South African book retailer Kalahari.com recently launched a mobile version of its website, exemplifying the bet that many retailers are placing on mobile commerce (m-commerce), a market that is projected to reach $119 billion globally by 2015. Wal-Mart has stated its intent to boost investment in m-commerce, including in emerging markets, and recently demonstrated it by investing in Yihaodian, an e-commerce company in China. British grocery and merchandise retailer Tesco, which has operations in several emerging markets, recently added an Android application to its mobile application offerings that allows consumers to scan and order products for home delivery. Meanwhile e-tailers such as Latin America's Mercado Libre have also launched mobile applications, and China's Taobao is aiming to have 120 million mobile users by the end of this year.
However, significant challenges remain before m-commerce can gain widespread acceptance in the developing world. Smartphone penetration is still less than 10% in nearly all emerging markets, and most users of Internet-enabled feature phones do not have data plans. Also, a majority of consumers lack experience with e-commerce due to low PC and Internet penetration, driving a need for retailers to educate consumers and build their trust in online shopping. Finally, 72% of emerging-market consumers lack access to banking services, including credit cards, to effectively pay for goods and services over the mobile phone.
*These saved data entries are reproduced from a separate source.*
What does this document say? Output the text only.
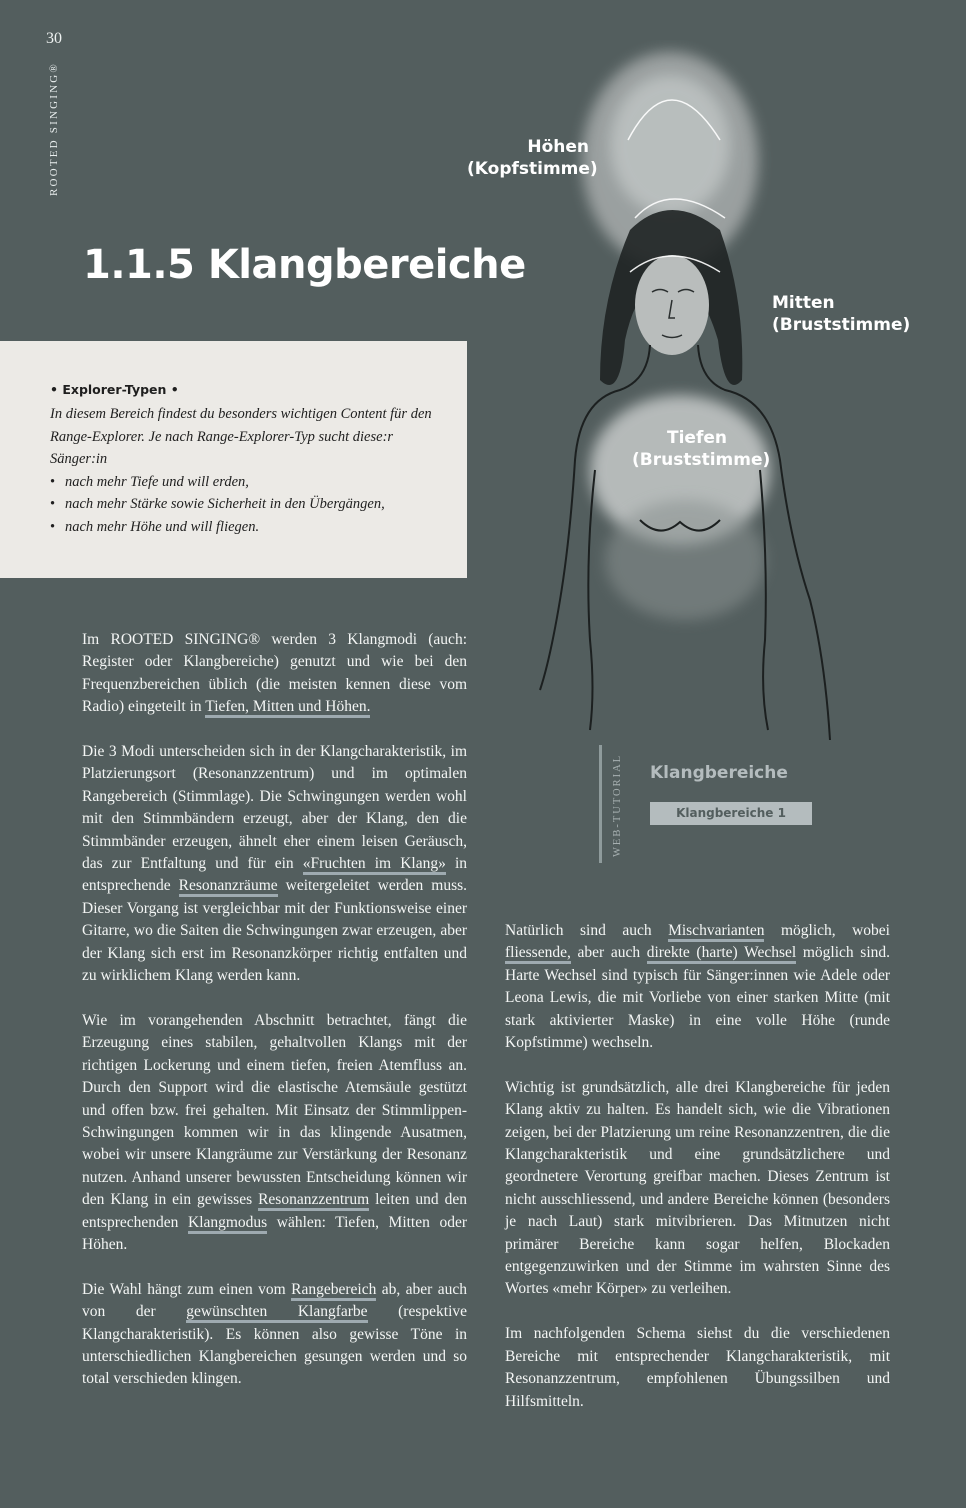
30
ROOTED SINGING®
1.1.5 Klangbereiche
Höhen
(Kopfstimme)
Mitten
(Bruststimme)
Tiefen
(Bruststimme)
• Explorer-Typen •

In diesem Bereich findest du besonders wichtigen Content für den Range-Explorer. Je nach Range-Explorer-Typ sucht diese:r Sänger:in

• nach mehr Tiefe und will erden,
• nach mehr Stärke sowie Sicherheit in den Übergängen,
• nach mehr Höhe und will fliegen.
WEB-TUTORIAL Klangbereiche
Klangbereiche 1

Im ROOTED SINGING® werden 3 Klangmodi (auch: Register oder Klangbereiche) genutzt und wie bei den Frequenzbereichen üblich (die meisten kennen diese vom Radio) eingeteilt in Tiefen, Mitten und Höhen.

Die 3 Modi unterscheiden sich in der Klangcharakteristik, im Platzierungsort (Resonanzzentrum) und im optimalen Rangebereich (Stimmlage). Die Schwingungen werden wohl mit den Stimmbändern erzeugt, aber der Klang, den die Stimmbänder erzeugen, ähnelt eher einem leisen Geräusch, das zur Entfaltung und für ein «Fruchten im Klang» in entsprechende Resonanzräume weitergeleitet werden muss. Dieser Vorgang ist vergleichbar mit der Funktionsweise einer Gitarre, wo die Saiten die Schwingungen zwar erzeugen, aber der Klang sich erst im Resonanzkörper richtig entfalten und zu wirklichem Klang werden kann.

Wie im vorangehenden Abschnitt betrachtet, fängt die Erzeugung eines stabilen, gehaltvollen Klangs mit der richtigen Lockerung und einem tiefen, freien Atemfluss an. Durch den Support wird die elastische Atemsäule gestützt und offen bzw. frei gehalten. Mit Einsatz der Stimmlippen-Schwingungen kommen wir in das klingende Ausatmen, wobei wir unsere Klangräume zur Verstärkung der Resonanz nutzen. Anhand unserer bewussten Entscheidung können wir den Klang in ein gewisses Resonanzzentrum leiten und den entsprechenden Klangmodus wählen: Tiefen, Mitten oder Höhen.

Die Wahl hängt zum einen vom Rangebereich ab, aber auch von der gewünschten Klangfarbe (respektive Klangcharakteristik). Es können also gewisse Töne in unterschiedlichen Klangbereichen gesungen werden und so total verschieden klingen.

Natürlich sind auch Mischvarianten möglich, wobei fliessende, aber auch direkte (harte) Wechsel möglich sind. Harte Wechsel sind typisch für Sänger:innen wie Adele oder Leona Lewis, die mit Vorliebe von einer starken Mitte (mit stark aktivierter Maske) in eine volle Höhe (runde Kopfstimme) wechseln.

Wichtig ist grundsätzlich, alle drei Klangbereiche für jeden Klang aktiv zu halten. Es handelt sich, wie die Vibrationen zeigen, bei der Platzierung um reine Resonanzzentren, die die Klangcharakteristik und eine grundsätzlichere und geordnetere Verortung greifbar machen. Dieses Zentrum ist nicht ausschliessend, und andere Bereiche können (besonders je nach Laut) stark mitvibrieren. Das Mitnutzen nicht primärer Bereiche kann sogar helfen, Blockaden entgegenzuwirken und der Stimme im wahrsten Sinne des Wortes «mehr Körper» zu verleihen.

Im nachfolgenden Schema siehst du die verschiedenen Bereiche mit entsprechender Klangcharakteristik, mit Resonanzzentrum, empfohlenen Übungssilben und Hilfsmitteln.
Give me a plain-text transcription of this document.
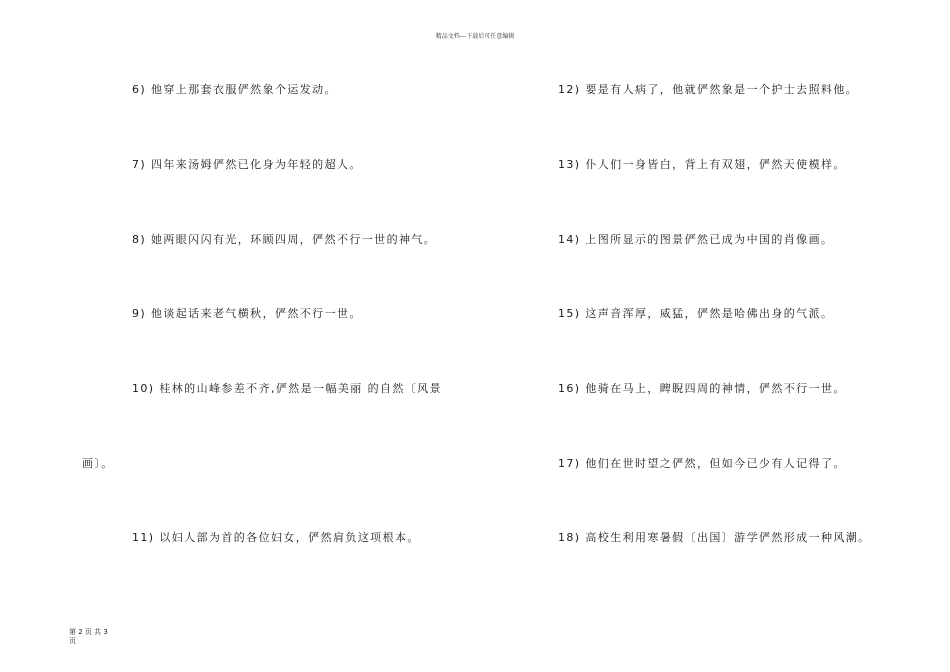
精品文档---下载后可任意编辑
6) 他穿上那套衣服俨然象个运发动。
7) 四年来汤姆俨然已化身为年轻的超人。
8) 她两眼闪闪有光，环顾四周，俨然不行一世的神气。
9) 他谈起话来老气横秋，俨然不行一世。
10) 桂林的山峰参差不齐,俨然是一幅美丽 的自然〔风景
画〕。
11) 以妇人部为首的各位妇女，俨然肩负这项根本。
12) 要是有人病了，他就俨然象是一个护士去照料他。
13) 仆人们一身皆白，背上有双翅，俨然天使模样。
14) 上图所显示的图景俨然已成为中国的肖像画。
15) 这声音浑厚，威猛，俨然是哈佛出身的气派。
16) 他骑在马上，睥睨四周的神情，俨然不行一世。
17) 他们在世时望之俨然，但如今已少有人记得了。
18) 高校生利用寒暑假〔出国〕游学俨然形成一种风潮。
第 2 页 共 3 页
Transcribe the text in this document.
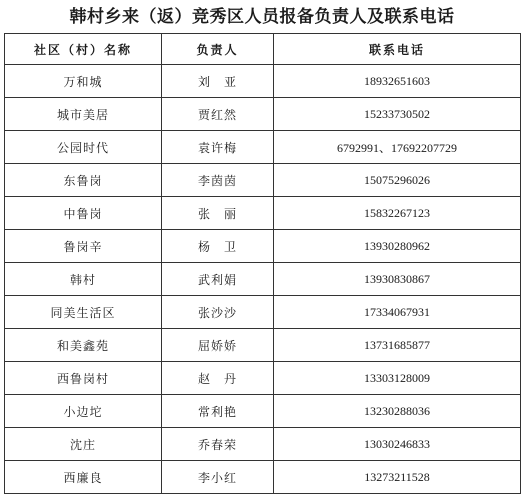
韩村乡来（返）竞秀区人员报备负责人及联系电话
社区（村）名称	负责人	联系电话
万和城	刘　亚	18932651603
城市美居	贾红然	15233730502
公园时代	袁许梅	6792991、17692207729
东鲁岗	李茵茵	15075296026
中鲁岗	张　丽	15832267123
鲁岗辛	杨　卫	13930280962
韩村	武利娟	13930830867
同美生活区	张沙沙	17334067931
和美鑫苑	屈娇娇	13731685877
西鲁岗村	赵　丹	13303128009
小边坨	常利艳	13230288036
沈庄	乔春荣	13030246833
西廉良	李小红	13273211528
Despite these challenges, retailers can reap benefits by developing a long-term m-commerce strategy. Multinational retailers would do well to consider local payment and handset capabilities when designing mobile applications and target m-commerce initiatives where low-cost smartphones, mobile broadband, mobile money and e-commerce systems are gaining traction. Implementing technologies such as Near Field Communication - which allows for transactions with the touch of a NFC-enabled device - and linking with mobile money payment models could accelerate m-commerce acceptance. Partnerships with banks and mobile payment firms can also be employed to help increase familiarity and confidence with mobile commerce alongside mobile payments. Finally, utilizing social networks to promote m-commerce and e-commerce more broadly can help introduce these systems to early adopters.